Today I thank God for my faith. Without Him, these last few weeks would have been even harder to face than they were.

It’s been another sad day today, as just 5 weeks after saying our final farewells to my Dad, we said a final farewell to my Aunt Mae, Mary Waddell Gilchrist (23/10/1922 – 03/04/2013).

Aunt Mae (Aug 2011)

My intention again today, just at it had been on the day of my Dad’s funeral (see the blog post Farewell), was to write a tribute to my Aunt Mae, but I’m afraid again it’s just too soon for me to be able to write anything that would do her justice. At some point in the coming weeks I hope to write tributes to both Dad and Aunt Mae, but for today I simply want to say thank you.

Thank you to so many of you who have offered words of comfort and solace to me, Mum and Sandy over these last few weeks as first we lost my Dad, and then my Aunt Mae.

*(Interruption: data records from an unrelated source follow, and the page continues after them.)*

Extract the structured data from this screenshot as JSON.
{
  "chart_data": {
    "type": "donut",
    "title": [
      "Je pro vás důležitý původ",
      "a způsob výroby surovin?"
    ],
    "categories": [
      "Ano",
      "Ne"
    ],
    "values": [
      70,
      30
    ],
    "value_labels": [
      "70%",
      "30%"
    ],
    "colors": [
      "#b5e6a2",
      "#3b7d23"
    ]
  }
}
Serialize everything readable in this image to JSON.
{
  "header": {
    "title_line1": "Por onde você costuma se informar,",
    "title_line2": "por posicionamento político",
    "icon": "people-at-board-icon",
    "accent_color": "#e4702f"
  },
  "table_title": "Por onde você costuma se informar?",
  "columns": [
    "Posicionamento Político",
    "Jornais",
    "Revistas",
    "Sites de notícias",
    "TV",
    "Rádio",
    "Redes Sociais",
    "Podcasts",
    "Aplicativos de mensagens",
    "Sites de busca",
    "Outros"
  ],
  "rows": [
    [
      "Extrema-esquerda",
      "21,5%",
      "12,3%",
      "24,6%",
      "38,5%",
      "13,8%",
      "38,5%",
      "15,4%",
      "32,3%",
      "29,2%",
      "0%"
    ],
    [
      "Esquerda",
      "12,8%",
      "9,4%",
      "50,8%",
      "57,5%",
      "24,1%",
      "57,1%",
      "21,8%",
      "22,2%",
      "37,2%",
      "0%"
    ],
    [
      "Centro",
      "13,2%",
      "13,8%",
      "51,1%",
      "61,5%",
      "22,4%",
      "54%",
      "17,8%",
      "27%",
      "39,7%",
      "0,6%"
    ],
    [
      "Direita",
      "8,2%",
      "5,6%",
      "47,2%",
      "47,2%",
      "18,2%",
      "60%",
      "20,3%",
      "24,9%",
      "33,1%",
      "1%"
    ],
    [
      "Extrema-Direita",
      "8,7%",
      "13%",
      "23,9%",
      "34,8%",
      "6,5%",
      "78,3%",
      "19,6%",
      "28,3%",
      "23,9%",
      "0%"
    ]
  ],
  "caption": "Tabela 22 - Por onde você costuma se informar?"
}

I really can’t express strongly enough just how much your support in person, by phone and/or card, has meant to us all.

To those of you who have helped us get everything sorted out for today, I’d like to say a huge thank you to you.

To the many of you who shared with us today at Rutherglen Salvation Army for the service of thanksgiving, then at Rutherglen cemetery, and then afterwards back at Rutherglen Salvation Army for refreshments, thank you for taking the time to support us on this most difficult of days, as I’m sure it was very much appreciated by all my family. I’m sure my Aunt Mae would have been embarrassed by all that has been said about her today, but as far as I’m concerned, it simply shows the huge impact and influence Aunt Mae had on the many people she met during her lifetime.

I’ll miss you Aunt Mae, and just as I said about my Dad a few weeks ago, I will never ever forget you.